For part (b), I don't understand that given a vector v, if we already know the basis of a eigenspace $\{[1,0,0,1],[0,1,1,0]\}$, how can we know $\{v,[1,0,0,1]\}$ is also the basis of the eigenspace? and what about $\{v,[0,1,1,0]\}$?

Answer 1

We know that the eigenspace $E$ containing the eigenvector $\mathbf{v}$ is $$ E = \text{Span}\Bigg \{ \begin{bmatrix} 1 \\ 0 \\ 0 \\ 1 \end{bmatrix}, \begin{bmatrix} 0 \\ 1 \\ 1 \\ 0 \end{bmatrix} \Bigg \}. $$

We know want to find a vector, let's say $\mathbf{u}$, such that $\{ \mathbf{u}, \mathbf{v} \}$ is a basis for $E$. We know that this is the case if the following criteria hold.

1. $\mathbf{u} \in E$
2. $\mathbf{u}$ is linearly independent from $\mathbf{v}$.
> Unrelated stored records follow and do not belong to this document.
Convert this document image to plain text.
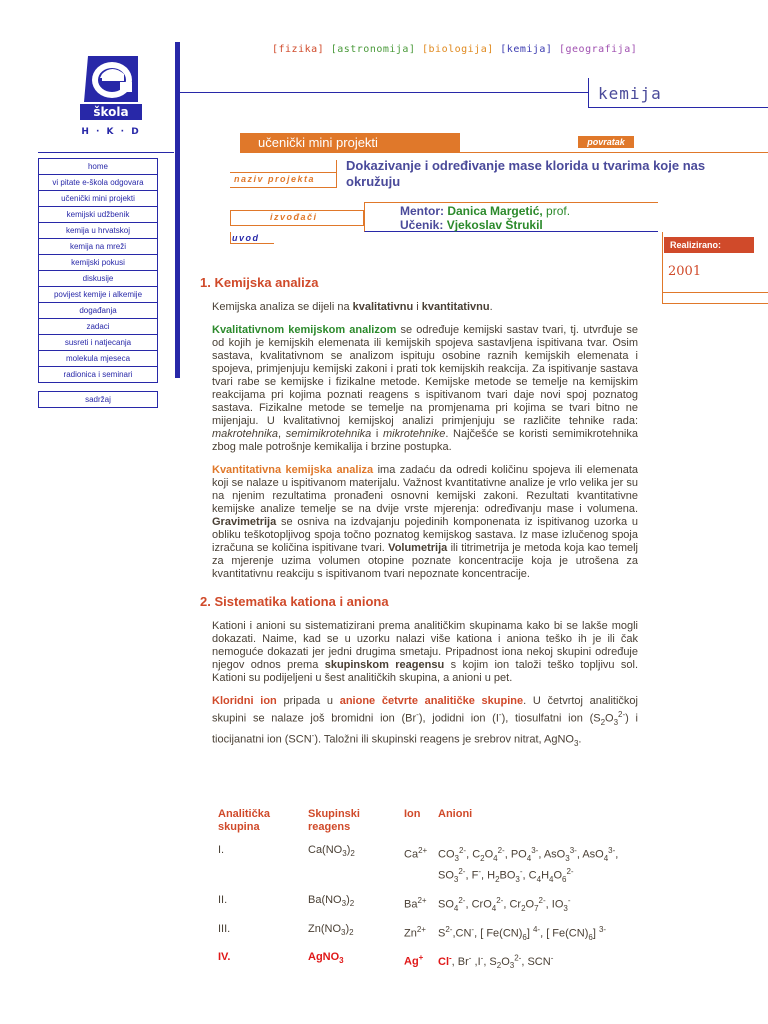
[fizika] [astronomija] [biologija] [kemija] [geografija]
škola
H · K · D
kemija
učenički mini projekti	povratak
home
vi pitate e-škola odgovara
učenički mini projekti
kemijski udžbenik
kemija u hrvatskoj
kemija na mreži
kemijski pokusi
diskusije
povijest kemije i alkemije
događanja
zadaci
susreti i natjecanja
molekula mjeseca
radionica i seminari
sadržaj
naziv projekta
izvođači
uvod
Dokazivanje i određivanje mase klorida u tvarima koje nas okružuju
Mentor: Danica Margetić, prof.
Učenik: Vjekoslav Štrukil
Realizirano:
2001
1. Kemijska analiza

Kemijska analiza se dijeli na kvalitativnu i kvantitativnu.

Kvalitativnom kemijskom analizom se određuje kemijski sastav tvari, tj. utvrđuje se od kojih je kemijskih elemenata ili kemijskih spojeva sastavljena ispitivana tvar. Osim sastava, kvalitativnom se analizom ispituju osobine raznih kemijskih elemenata i spojeva, primjenjuju kemijski zakoni i prati tok kemijskih reakcija. Za ispitivanje sastava tvari rabe se kemijske i fizikalne metode. Kemijske metode se temelje na kemijskim reakcijama pri kojima poznati reagens s ispitivanom tvari daje novi spoj poznatog sastava. Fizikalne metode se temelje na promjenama pri kojima se tvari bitno ne mijenjaju. U kvalitativnoj kemijskoj analizi primjenjuju se različite tehnike rada: makrotehnika, semimikrotehnika i mikrotehnike. Najčešće se koristi semimikrotehnika zbog male potrošnje kemikalija i brzine postupka.

Kvantitativna kemijska analiza ima zadaću da odredi količinu spojeva ili elemenata koji se nalaze u ispitivanom materijalu. Važnost kvantitativne analize je vrlo velika jer su na njenim rezultatima pronađeni osnovni kemijski zakoni. Rezultati kvantitativne kemijske analize temelje se na dvije vrste mjerenja: određivanju mase i volumena. Gravimetrija se osniva na izdvajanju pojedinih komponenata iz ispitivanog uzorka u obliku teškotopljivog spoja točno poznatog kemijskog sastava. Iz mase izlučenog spoja izračuna se količina ispitivane tvari. Volumetrija ili titrimetrija je metoda koja kao temelj za mjerenje uzima volumen otopine poznate koncentracije koja je utrošena za kvantitativnu reakciju s ispitivanom tvari nepoznate koncentracije.

2. Sistematika kationa i aniona

Kationi i anioni su sistematizirani prema analitičkim skupinama kako bi se lakše mogli dokazati. Naime, kad se u uzorku nalazi više kationa i aniona teško ih je ili čak nemoguće dokazati jer jedni drugima smetaju. Pripadnost iona nekoj skupini određuje njegov odnos prema skupinskom reagensu s kojim ion taloži teško topljivu sol. Kationi su podijeljeni u šest analitičkih skupina, a anioni u pet.

Kloridni ion pripada u anione četvrte analitičke skupine. U četvrtoj analitičkoj skupini se nalaze još bromidni ion (Br-), jodidni ion (I-), tiosulfatni ion $(S_2O_3^{2-})$ i tiocijanatni ion (SCN-). Taložni ili skupinski reagens je srebrov nitrat, AgNO$_3$.

Analitička skupina	Skupinski reagens	Ion	Anioni
I.	$Ca(NO_3)_2$	$Ca^{2+}$	$CO_3^{2-}$, $C_2O_4^{2-}$, $PO_4^{3-}$, AsO$_3^{3-}$, AsO$_4^{3-}$, $SO_3^{2-}$, F-, $H_2BO_3^-$, $C_4H_4O_6^{2-}$
II.	$Ba(NO_3)_2$	$Ba^{2+}$	$SO_4^{2-}$, CrO$_4^{2-}$, $Cr_2O_7^{2-}$, $IO_3^-$
III.	$Zn(NO_3)_2$	$Zn^{2+}$	$S^{2-},CN^-$, [ $Fe(CN)_6$] $^{4-}$, [ $Fe(CN)_6$] $^{3-}$
IV.	AgNO$_3$	Ag+	Cl-, Br- ,I-, $S_2O_3^{2-}$, SCN-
If we let $\mathbf{u} = (1, 0, 0, 1)^{T}$, and since there is no such $c \in \mathbb{R}$ such that $c \mathbf{v} = \mathbf{u}$, we can conclude that $\mathbf{u}$ is linearly independent from $\mathbf{v}$. Since it is also clear that $\mathbf{u} \in E$, it follows that $\{ \mathbf{u}, \mathbf{v} \}$ is a basis for the eigenspace $E$.
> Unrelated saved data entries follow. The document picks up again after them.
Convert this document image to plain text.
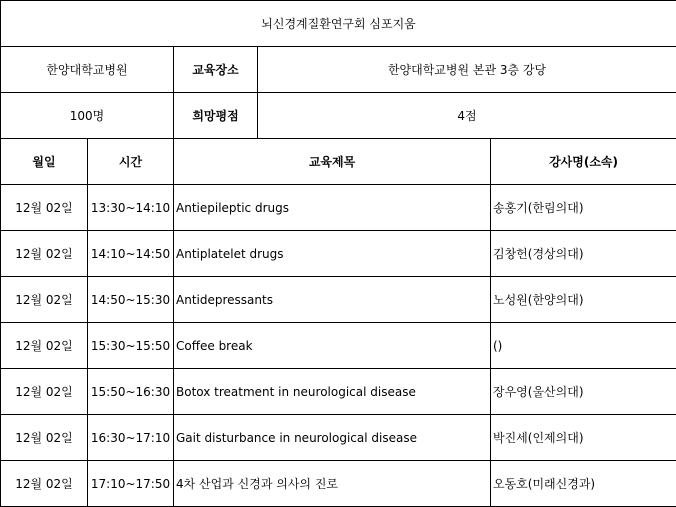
뇌신경계질환연구회 심포지움				
한양대학교병원		교육장소	한양대학교병원 본관 3층 강당	
100명		희망평점	4점	
월일	시간	교육제목		강사명(소속)
12월 02일	13:30~14:10	Antiepileptic drugs		송홍기(한림의대)
12월 02일	14:10~14:50	Antiplatelet drugs		김창헌(경상의대)
12월 02일	14:50~15:30	Antidepressants		노성원(한양의대)
12월 02일	15:30~15:50	Coffee break		()
12월 02일	15:50~16:30	Botox treatment in neurological disease		장우영(울산의대)
12월 02일	16:30~17:10	Gait disturbance in neurological disease		박진세(인제의대)
12월 02일	17:10~17:50	4차 산업과 신경과 의사의 진로		오동호(미래신경과)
As you suggest, it is also the case that $\{ \mathbf{u}, \mathbf{v} \}$ is a basis when we let $\mathbf{u} = (0, 1, 1, 0)^{T}$, since it is clearly an element of $E$, and clearly linearly independent of $\mathbf{v}$. There are in fact an infinite number of vectors that hold the criteria for vector the $\mathbf{u}$, we can just pick an element of the eigenspace $E$ that is linearly independent from $\mathbf{v}$.

Answer 2

Since $\{[1,0,0,1],[0,1,1,0] \}$is a basis, so is $\{[1,1,1,1],[1,0,0,1]\} $

Let r=[1,1,1,1], s=[1,0,0,1] Then $\{r,s-(r\bullet s/r\bullet r)r\} $ $$=\{[1,1,1,1],[1/2,-1/2,-1/2,1/2]\} $$ is an orthogonal basis by the Gram, Schmidt procedure. Normalizing the first vector, we obtain the desired orthonormal basis containing v, viz $$\{[1/2,1/2,1/2,1/2],[1/2,-1/2,-1/2,1/2]\} $$ The other part is done similarily.